Creative Hotel Associates will build and buy properties at a pace that will give it 50 hotels in the next three years, but plans to do so as an equal partner with the franchise companies with which it does business. While others may see dreary times for the hotel industry, Hazard said there are attractive buys available and he is concerned that there are so many prophets of doom.
"It's not rational that hotel stocks are experiencing severe declines when there are record profits," he said. "Unwarranted fears spook analysts, and constant talk of overbuilding is fanning an irrational fear." Hazard said 38,000 guestrooms become obsolete every year and the industry needs to replace them.

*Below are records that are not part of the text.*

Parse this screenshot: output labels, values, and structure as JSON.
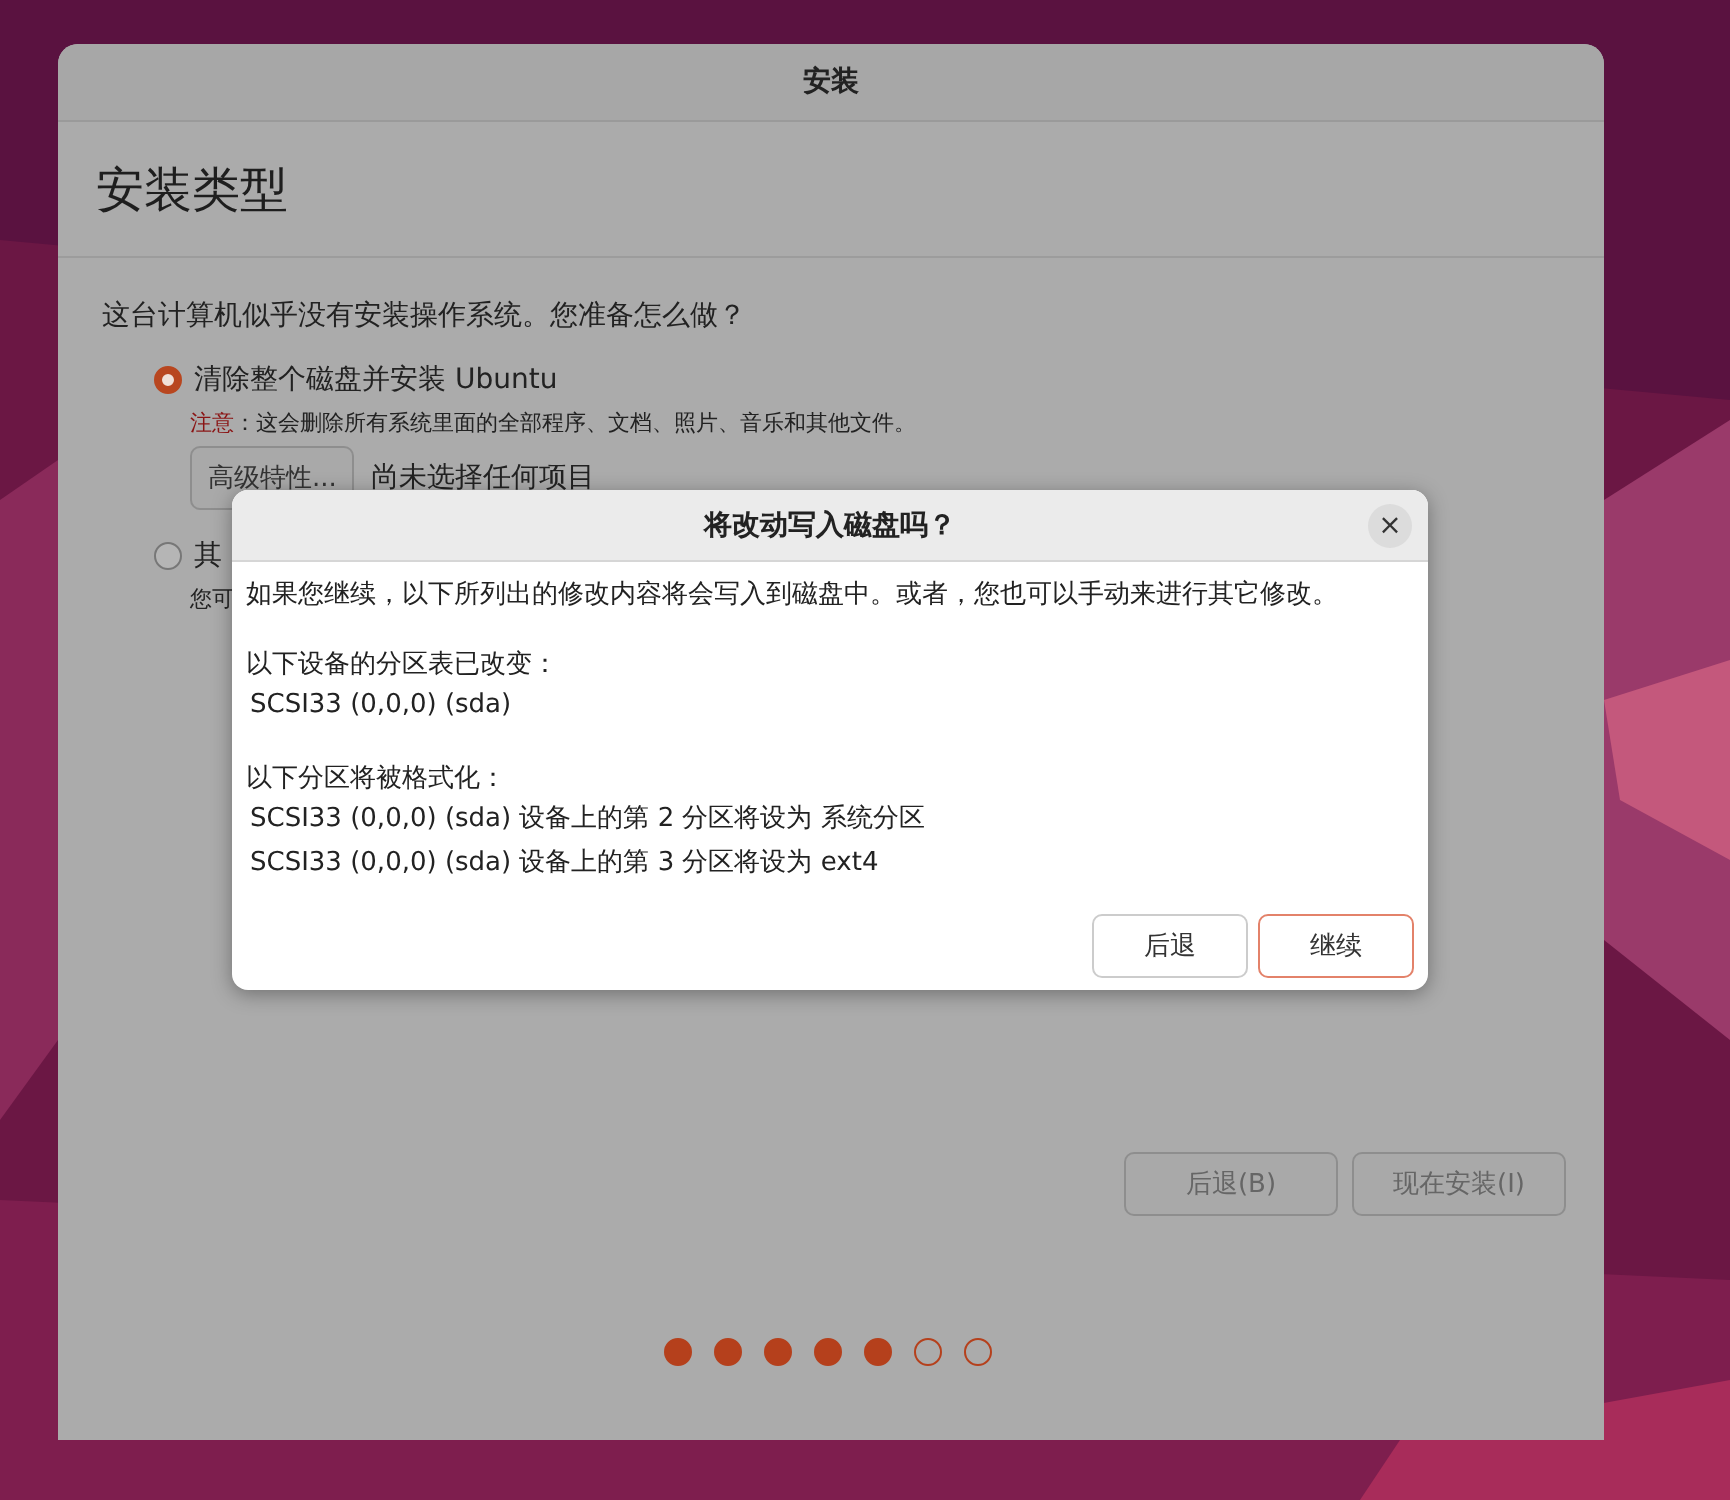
{
  "window": {
    "title": "安装"
  },
  "header": {
    "title": "安装类型"
  },
  "question": "这台计算机似乎没有安装操作系统。您准备怎么做？",
  "options": [
    {
      "label": "清除整个磁盘并安装 Ubuntu",
      "selected": true,
      "note_label": "注意",
      "note": "：这会删除所有系统里面的全部程序、文档、照片、音乐和其他文件。",
      "button": "高级特性...",
      "status": "尚未选择任何项目"
    },
    {
      "label": "其",
      "selected": false,
      "description": "您可"
    }
  ],
  "buttons": [
    {
      "label": "后退(B)"
    },
    {
      "label": "现在安装(I)"
    }
  ],
  "progress": [
    {
      "done": true
    },
    {
      "done": true
    },
    {
      "done": true
    },
    {
      "done": true
    },
    {
      "done": true
    },
    {
      "done": false
    },
    {
      "done": false
    }
  ],
  "dialog": {
    "title": "将改动写入磁盘吗？",
    "close": "×",
    "intro": "如果您继续，以下所列出的修改内容将会写入到磁盘中。或者，您也可以手动来进行其它修改。",
    "sections": [
      {
        "heading": "以下设备的分区表已改变：",
        "lines": [
          "SCSI33 (0,0,0) (sda)"
        ]
      },
      {
        "heading": "以下分区将被格式化：",
        "lines": [
          "SCSI33 (0,0,0) (sda) 设备上的第 2 分区将设为 系统分区",
          "SCSI33 (0,0,0) (sda) 设备上的第 3 分区将设为 ext4"
        ]
      }
    ],
    "buttons": [
      {
        "label": "后退",
        "kind": "normal"
      },
      {
        "label": "继续",
        "kind": "suggested"
      }
    ]
  }
}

"Travel is still the hottest industry," he said. "How can people say
things are so bad? If you finance conservatively, which we do, you can
be successful. Cash will be king and we have cash." Franchise companies
that want to join Hazard in this success story will need to
"Franchisors provide me with a recognized brand name, a reservation system, national advertising, marketing support, a quality inspection system, and, in some instances, prototype architectural plans, purchasing assistance, training materials and limited operations support," he said. "What I also want is fair and honest treatment, appreciation and respect. I need systems that help me to succeed, and relationships that make life fun and fruitful. Anything less should not be acceptable."
Hazard said when he ran Choice, he did not realize how one-sided the franchise agreements were.
"We hired the best lawyers we could find to design agreements that way," he said. "We built in all the rights for the franchisor, but not the franchisee."
He said franchise agreements that allow no negotiation are not a fair way to deal with potential partners whose investment capital and fees build the brand and create added value for a successful franchisor.
Agreeing with the need to weed out bad franchisees, Hazard wants to stand shoulder-to-shoulder with the franchisor. "I'm not interested in protecting bad franchisees," he said.
What Hazard wants is a universal fair-franchise agreement that allows five-year escape windows with one-year notice. He said notice gives franchisors adequate time to find a replacement franchisee, and the franchisee time to seek another franchisor.
"Franchisor attorneys argue that five-year windows reduce the value of the franchisor because a potential buyer cannot depend on an uninterrupted 20-year stream of royalty income," Hazard said. "In fact, this erosion in value has not proven to be true in practice. However, it's an argument I used myself and it's still a favorite of franchisor corporate attorneys."
Hazard said it is a mystery to him why any franchise company would want to force an unhappy franchisee to stay in its system.
"Best Western has the right idea; they allow their members to terminate from the system at any time," Hazard said. "This imposes a strong franchisor obligation and responsibility to provide meaningful services that add value. It is one reason why Best Western has enjoyed enormous growth and success." Franchisee guarantees
Guarantees of 100-percent customer satisfaction have revolutionized the hotel industry since the concept was introduced by Promus, but Hazard is at a loss to explain why franchise companies don't give their real customers-the franchisees- the same guarantee.
"Why isn't a 100-percent franchisee-satisfaction guarantee equally good for the franchisee and the franchisor?" Hazard said. "Promus, or one of its competitors, should take an emboldened customer-satisfaction position and be the first franchisor to implement a 100-percent franchisee-satisfaction guarantee." What Hazard said would be a nice turnabout is if franchisors agree to friendly change, but he frets that it will take the threat of a concerted franchisee effort by franchisors' best franchisees to negotiate fairness and redress the imbalance.
"The franchisees of the world should unite," he said. "We have nothing
to lose except our chains by demanding fairer franchise agreements and
a relationship that makes rhetoric and reality more closely coincide."